Donna Karan latem lubi eksperymentować. Jej znak rozpoznawczy to wielkomiejska elegancja, podczas gdy w sezonie wiosna-lato 2012 postawiła na etno i tribal, a dziś zwraca się ku eterycznym baletnicom. W kolekcji, którą pokazała kilka dni temu w Nowym Jorku bardzo mało jest miejskich fasonów dedykowanych mocnym kobietom, więcej za to niewinnej dziewczęcości.

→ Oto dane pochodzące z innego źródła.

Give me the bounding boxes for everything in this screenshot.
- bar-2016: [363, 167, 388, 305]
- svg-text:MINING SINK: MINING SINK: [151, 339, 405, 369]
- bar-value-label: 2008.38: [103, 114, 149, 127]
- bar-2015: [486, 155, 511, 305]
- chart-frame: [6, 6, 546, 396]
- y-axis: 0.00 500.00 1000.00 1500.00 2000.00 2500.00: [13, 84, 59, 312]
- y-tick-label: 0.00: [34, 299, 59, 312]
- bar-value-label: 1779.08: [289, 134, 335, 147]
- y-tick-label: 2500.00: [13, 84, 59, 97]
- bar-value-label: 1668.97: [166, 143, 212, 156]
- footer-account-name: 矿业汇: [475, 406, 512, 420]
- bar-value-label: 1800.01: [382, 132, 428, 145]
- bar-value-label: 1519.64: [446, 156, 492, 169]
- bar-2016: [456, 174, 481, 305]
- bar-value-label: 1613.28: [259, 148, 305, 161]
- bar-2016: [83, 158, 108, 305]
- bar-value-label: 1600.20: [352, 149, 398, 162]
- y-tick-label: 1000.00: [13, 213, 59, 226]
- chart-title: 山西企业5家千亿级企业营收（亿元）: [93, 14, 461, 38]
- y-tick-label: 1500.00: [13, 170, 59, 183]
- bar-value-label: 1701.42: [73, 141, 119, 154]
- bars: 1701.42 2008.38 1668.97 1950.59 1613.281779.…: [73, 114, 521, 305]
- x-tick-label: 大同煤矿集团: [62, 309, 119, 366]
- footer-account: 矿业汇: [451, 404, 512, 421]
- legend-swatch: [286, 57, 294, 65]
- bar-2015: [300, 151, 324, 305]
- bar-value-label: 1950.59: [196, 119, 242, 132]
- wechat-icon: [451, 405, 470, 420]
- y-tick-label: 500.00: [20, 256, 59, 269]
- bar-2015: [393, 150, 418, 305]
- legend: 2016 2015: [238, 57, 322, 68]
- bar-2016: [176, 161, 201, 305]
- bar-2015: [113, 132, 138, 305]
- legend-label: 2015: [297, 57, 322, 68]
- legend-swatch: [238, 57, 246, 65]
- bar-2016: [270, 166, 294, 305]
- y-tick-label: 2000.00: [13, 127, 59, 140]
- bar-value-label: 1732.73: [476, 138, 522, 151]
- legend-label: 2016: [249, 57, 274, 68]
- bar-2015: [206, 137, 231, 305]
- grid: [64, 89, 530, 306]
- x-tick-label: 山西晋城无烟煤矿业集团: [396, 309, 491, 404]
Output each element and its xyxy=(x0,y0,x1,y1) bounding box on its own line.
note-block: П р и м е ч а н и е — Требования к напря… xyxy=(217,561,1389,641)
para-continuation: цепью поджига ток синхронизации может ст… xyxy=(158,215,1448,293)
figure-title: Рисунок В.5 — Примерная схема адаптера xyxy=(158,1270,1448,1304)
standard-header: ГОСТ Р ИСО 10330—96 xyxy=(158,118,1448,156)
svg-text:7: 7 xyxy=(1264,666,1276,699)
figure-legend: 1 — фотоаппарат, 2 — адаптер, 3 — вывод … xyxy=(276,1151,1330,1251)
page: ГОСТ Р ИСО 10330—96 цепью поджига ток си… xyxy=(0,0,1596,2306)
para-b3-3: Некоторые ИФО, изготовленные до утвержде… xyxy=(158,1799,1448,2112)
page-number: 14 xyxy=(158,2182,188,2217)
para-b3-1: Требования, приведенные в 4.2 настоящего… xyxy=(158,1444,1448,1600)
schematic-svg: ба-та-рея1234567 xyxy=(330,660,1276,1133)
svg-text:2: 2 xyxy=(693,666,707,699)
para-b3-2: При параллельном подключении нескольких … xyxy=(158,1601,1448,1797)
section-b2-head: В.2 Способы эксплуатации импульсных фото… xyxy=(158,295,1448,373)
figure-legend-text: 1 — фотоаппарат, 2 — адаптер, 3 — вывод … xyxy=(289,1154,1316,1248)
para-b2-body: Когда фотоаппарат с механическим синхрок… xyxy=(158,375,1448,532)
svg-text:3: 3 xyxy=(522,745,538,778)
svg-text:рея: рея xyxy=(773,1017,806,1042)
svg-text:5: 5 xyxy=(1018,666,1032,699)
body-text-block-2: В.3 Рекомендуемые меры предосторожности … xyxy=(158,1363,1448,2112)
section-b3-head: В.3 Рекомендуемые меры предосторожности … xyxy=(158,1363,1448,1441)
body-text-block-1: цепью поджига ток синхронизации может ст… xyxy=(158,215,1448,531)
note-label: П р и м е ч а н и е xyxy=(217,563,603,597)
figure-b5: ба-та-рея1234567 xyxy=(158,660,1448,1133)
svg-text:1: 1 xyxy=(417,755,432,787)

Większość sylwetek nawiązuje do urokliwej strony lat 50. i garderoby primabaleriny. W kolekcji pojawiły się rozkloszowane sukienki i spódnice tak delikatne, że ma się wrażenie, jakby na każdym kroku poruszał nimi wiatr. Donna Karan nie byłaby jednak sobą, gdyby nie zestawiła tej eteryczności z odrobiną miejskości: ostro skrojonymi żakietami, skośnymi cięciami, asymetrią i kolorystyką "szklanej pogody". Gołębie szarości i pastele zostały złamane granatem nieba, metaliczną stalą i kamiennym grafitem rodem z nowoczesnej architektury. To dzięki nim pamiętamy, że nadal jesteśmy w mglistym Nowym Jorku, mimo że kolekcja Donny Karan tym razem nie jest ultramiejska.